Caro Operai Contro, nel rapporto del Forum internazionale sull’economia dei rifiuti promosso dal consorzio Polieco, a Ischia, si legge che ingenti quantità di rifiuti vengono usati “nella logica di ricevere […]

Caro Operai Contro,

nel rapporto del Forum internazionale sull’economia dei rifiuti promosso dal consorzio Polieco, a Ischia, si legge che ingenti quantità di rifiuti vengono usati “nella logica di ricevere un mero profitto economico”, dopodichè i rifiuti finiscono in roghi accidentali, (250 negli ultimi 3 anni), evitando i costi dello smaltimento secondo le regole vigenti.

“Che ci sia una connessione fra i vari roghi e una gestione deviata de rifiuti”, non è solo un “legittimo sospetto” del Forum in questione, ma un sospetto abbastanza diffuso, tant’è che nella mia corrispondenza qui pubblicata il 10 settembre scorso, sostenevo che il Pd al governo sembra aver trovato la soluzione dello smaltimento dei rifiuti, con la formula non ufficiale: “Una, dieci, cento Terra dei fuochi”. Se il Forum in questione non traccerà la mappa con i nomi dei padroni e dei loro politici responsabili di questa attività che propaga morte e veleni per il profitto, si rivelerà l’ennesimo carrozzone clientelare per intorpidire le acque.

Saluti Bruno Casca

 

Venerdì 22 Settembre 2017

Sicilia, Lazio, Campania, Lombardia, Emilia Romagna: la lunga scia degli incendi in Italia, 250 roghi in tre anni, 80 da maggio ad oggi. Le fiamme che colpiscono gli impianti di selezione e trattamento dei rifiuti sostituiscono sempre di più il traffico illecito. È la denuncia che è emersa dalle prime battute del Forum internazionale sull’economia dei rifiuti promosso dal consorzio Polieco, a Ischia ( Napoli). Da un’analisi più attenta, emerge che, spesso, ogni incendio è collegato ad altre realtà del settore che hanno subito o un’ispezione o un sequestro o un altro evento di combustione dei rifiuti.

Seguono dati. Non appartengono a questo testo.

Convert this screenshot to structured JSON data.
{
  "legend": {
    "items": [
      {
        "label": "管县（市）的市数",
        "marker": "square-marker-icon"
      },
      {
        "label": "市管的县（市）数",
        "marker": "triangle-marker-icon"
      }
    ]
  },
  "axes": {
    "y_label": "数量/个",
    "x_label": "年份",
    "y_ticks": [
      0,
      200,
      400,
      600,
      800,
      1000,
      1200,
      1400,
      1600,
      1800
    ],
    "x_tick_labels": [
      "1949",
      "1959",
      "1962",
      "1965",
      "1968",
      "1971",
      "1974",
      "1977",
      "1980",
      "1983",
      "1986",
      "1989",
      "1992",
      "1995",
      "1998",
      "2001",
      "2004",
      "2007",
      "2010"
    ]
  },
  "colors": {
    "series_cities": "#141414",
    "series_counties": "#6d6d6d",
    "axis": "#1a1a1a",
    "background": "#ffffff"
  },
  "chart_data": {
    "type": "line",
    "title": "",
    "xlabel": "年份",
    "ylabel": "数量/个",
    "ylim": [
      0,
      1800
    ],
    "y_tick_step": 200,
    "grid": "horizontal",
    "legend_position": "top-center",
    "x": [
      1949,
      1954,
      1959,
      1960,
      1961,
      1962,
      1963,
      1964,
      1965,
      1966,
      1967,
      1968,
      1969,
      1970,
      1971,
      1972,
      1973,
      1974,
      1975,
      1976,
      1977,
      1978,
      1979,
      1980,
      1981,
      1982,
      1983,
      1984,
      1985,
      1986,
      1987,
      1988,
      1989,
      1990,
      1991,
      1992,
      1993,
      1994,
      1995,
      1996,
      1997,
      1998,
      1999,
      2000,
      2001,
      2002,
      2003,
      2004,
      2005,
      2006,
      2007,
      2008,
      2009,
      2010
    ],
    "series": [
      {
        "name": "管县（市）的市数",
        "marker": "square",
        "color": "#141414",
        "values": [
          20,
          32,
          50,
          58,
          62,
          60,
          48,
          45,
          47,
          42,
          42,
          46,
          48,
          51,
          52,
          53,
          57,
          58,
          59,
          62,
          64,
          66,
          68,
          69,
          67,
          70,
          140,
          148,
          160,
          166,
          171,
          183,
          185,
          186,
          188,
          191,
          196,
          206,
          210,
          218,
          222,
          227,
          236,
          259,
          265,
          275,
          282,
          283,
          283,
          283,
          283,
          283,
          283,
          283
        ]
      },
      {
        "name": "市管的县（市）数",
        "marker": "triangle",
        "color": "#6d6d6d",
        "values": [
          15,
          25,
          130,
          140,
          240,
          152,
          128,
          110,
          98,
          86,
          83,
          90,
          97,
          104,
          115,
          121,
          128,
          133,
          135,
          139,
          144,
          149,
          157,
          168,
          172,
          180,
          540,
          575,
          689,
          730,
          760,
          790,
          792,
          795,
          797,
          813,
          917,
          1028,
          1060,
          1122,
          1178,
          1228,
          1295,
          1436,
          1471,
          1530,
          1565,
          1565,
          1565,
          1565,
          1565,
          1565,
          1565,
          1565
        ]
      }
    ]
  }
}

Quello che viene sottolineato è la mancanza dei controlli rispetto al rilascio delle autorizzazioni per gli impianti che spesso non hanno i requisiti necessari per gestire cumuli di rifiuti. Ingenti quantità che in verità vengono solo inglobate nella logica di ricevere un mero profitto economico, senza che questo sia però supportato da un’adeguata e legale capacità di smaltimento. La situazione è peggiorata con il divieto di importazione di alcune tipologie di rifiuti plastici, emanato recentemente dalla Cina: venendo meno infatti, la valvola di sfogo verso Paesi terzi, si creano montagne di rifiuti che prendono fuoco. È legittimo, dunque, il sospetto – secondo gli organizzatori del Forum – che ci sia una connessione fra i vari roghi e una gestione deviata de rifiuti.